Most date from the Gilded Age (the 1880s through the 1920s) when, prior to the advent of plastic and zippers, almost every piece of clothing incorporated buttons made from metal and glass. Many were durable and beautiful enough to make them collectible. “The buttons were so pretty, people didn’t throw them away,” Susan said. “I kept thinking we’ll run out of buttons.
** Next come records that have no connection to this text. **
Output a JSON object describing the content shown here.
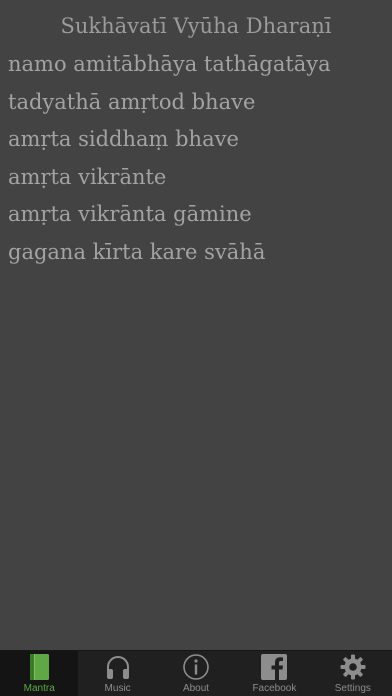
{
  "mantra": {
    "title": "Sukhāvatī Vyūha Dharaṇī",
    "lines": [
      "namo amitābhāya tathāgatāya",
      "tadyathā amṛtod bhave",
      "amṛta siddhaṃ bhave",
      "amṛta vikrānte",
      "amṛta vikrānta gāmine",
      "gagana kīrta kare svāhā"
    ]
  },
  "tabbar": {
    "active_color": "#5fa845",
    "inactive_color": "#8d8d8d",
    "tabs": [
      {
        "label": "Mantra",
        "icon": "book-icon",
        "active": true
      },
      {
        "label": "Music",
        "icon": "headphones-icon",
        "active": false
      },
      {
        "label": "About",
        "icon": "info-icon",
        "active": false
      },
      {
        "label": "Facebook",
        "icon": "facebook-icon",
        "active": false
      },
      {
        "label": "Settings",
        "icon": "gear-icon",
        "active": false
      }
    ]
  }
}
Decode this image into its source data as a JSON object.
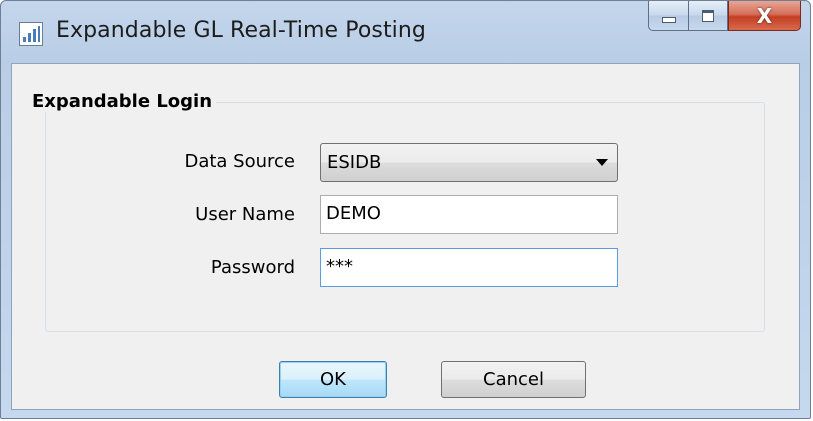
{
  "window": {
    "title": "Expandable GL Real-Time Posting",
    "icon": "app-chart-icon"
  },
  "caption_buttons": {
    "minimize": "minimize-icon",
    "maximize": "maximize-icon",
    "close_glyph": "X"
  },
  "login_group": {
    "title": "Expandable Login",
    "data_source": {
      "label": "Data Source",
      "value": "ESIDB"
    },
    "user_name": {
      "label": "User Name",
      "value": "DEMO"
    },
    "password": {
      "label": "Password",
      "value": "***"
    }
  },
  "buttons": {
    "ok": "OK",
    "cancel": "Cancel"
  },
  "colors": {
    "window_frame": "#c3d6ec",
    "close_button": "#c33f22",
    "focus_border": "#569de5",
    "default_button": "#3c7fb1"
  }
}
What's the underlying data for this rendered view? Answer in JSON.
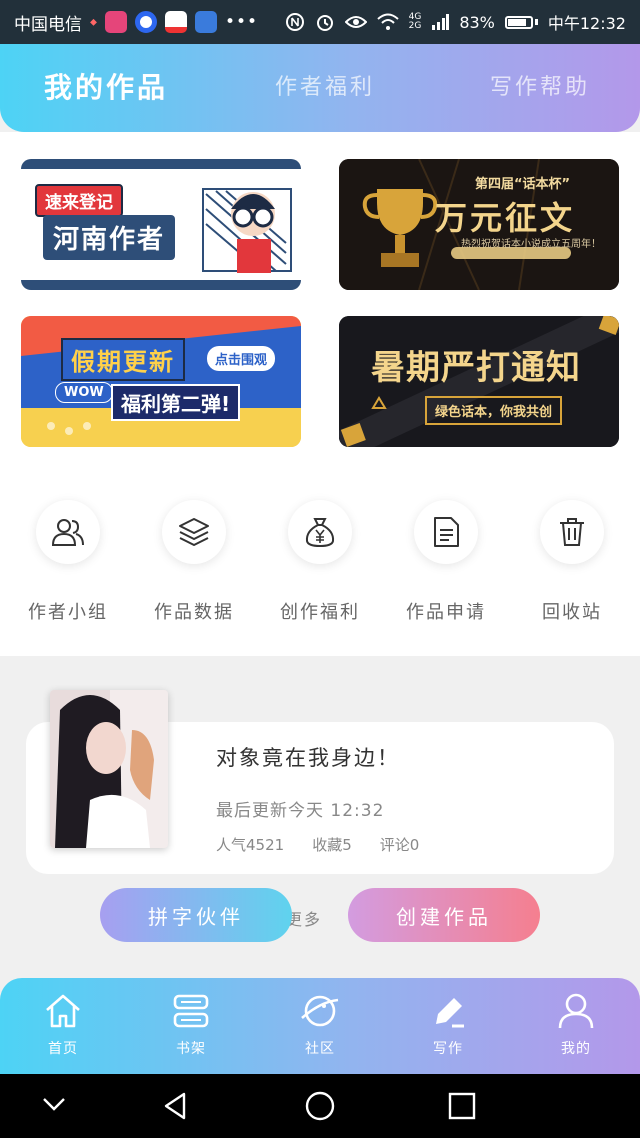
{
  "status_bar": {
    "carrier": "中国电信",
    "network": "4G",
    "network_sub": "2G",
    "battery_percent": "83%",
    "battery_level": 0.83,
    "time": "中午12:32",
    "icons": [
      "weibo-app-icon",
      "baidu-app-icon",
      "taobao-app-icon",
      "cloud-app-icon",
      "more-dots-icon",
      "nfc-icon",
      "alarm-icon",
      "eye-icon",
      "wifi-icon",
      "signal-icon",
      "battery-icon"
    ]
  },
  "top_tabs": [
    {
      "label": "我的作品",
      "active": true
    },
    {
      "label": "作者福利",
      "active": false
    },
    {
      "label": "写作帮助",
      "active": false
    }
  ],
  "banners": [
    {
      "tag": "速来登记",
      "title": "河南作者"
    },
    {
      "tag": "第四届“话本杯”",
      "title": "万元征文",
      "subtitle": "热烈祝贺话本小说成立五周年！"
    },
    {
      "title": "假期更新",
      "tag": "点击围观",
      "badge": "WOW",
      "subtitle": "福利第二弹!"
    },
    {
      "title": "暑期严打通知",
      "subtitle": "绿色话本，你我共创"
    }
  ],
  "quick_actions": [
    {
      "label": "作者小组",
      "icon": "users-icon"
    },
    {
      "label": "作品数据",
      "icon": "layers-icon"
    },
    {
      "label": "创作福利",
      "icon": "money-bag-icon"
    },
    {
      "label": "作品申请",
      "icon": "document-icon"
    },
    {
      "label": "回收站",
      "icon": "trash-icon"
    }
  ],
  "work": {
    "title": "对象竟在我身边！",
    "updated": "最后更新今天 12:32",
    "popularity": "人气4521",
    "favorites": "收藏5",
    "comments": "评论0"
  },
  "more_text": "更多",
  "buttons": {
    "partner": "拼字伙伴",
    "create": "创建作品"
  },
  "bottom_nav": [
    {
      "label": "首页",
      "icon": "home-icon"
    },
    {
      "label": "书架",
      "icon": "bookshelf-icon"
    },
    {
      "label": "社区",
      "icon": "planet-icon"
    },
    {
      "label": "写作",
      "icon": "pen-icon"
    },
    {
      "label": "我的",
      "icon": "person-icon"
    }
  ],
  "colors": {
    "gradient_start": "#4dd3f5",
    "gradient_end": "#b398ea",
    "create_button": "#f57f8f",
    "partner_button": "#5fd3ee"
  }
}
I never thought there would be this many!”
Today, Susan still sources buttons from collections like her grandmother’s, all over the country.“Every button piece is created out of this store,” she noted, “The buttons themselves are almost all old, and almost all of the pieces and parts come from small American companies.” She explained that, prior to the rise of Chinese manufacturing, almost all costume jewelry (i.e. jewelry not made using precious metals) in the U.S. was made in Rhode Island.
“There are companies there that have been around since the turn of last century,” she said, “so we can go up there and buy the settings and casts, which is something I love to do.”
In the 2020s—the era of global supply chains and online everything—a hand-made product created using materials made entirely by American companies, is pretty rare. The fact that it’s happening right here, in a historic building located in the heart of St. Francisville, makes Grandmother’s Buttons a local treasure we can all be proud of.
PPP ... and People, too
Since Grandmother’s Buttons’ earliest days long before the coronavirus pandemic reared its head, the Davises’ bank has had a role to play in bringing stability and prosperity to their business. For example, in 2007, when the Home Shopping Network came calling and Grandmother’s Buttons suddenly had to go from making 60 of something, to making 600, Bank of St. Francisville was quick to extend a revolving line of credit. The couple turn to their bank for general guidance when facing difficult business or financial decisions, too.
“For me, that accessibility has always really mattered,” said Donny. “We were an unproven, unconventional business. But we got unconditional support from the get-go. I appreciate the support the bank gives the entire community. I think having a great hometown bank, just like a great school system, is one of the things that makes a community whole.”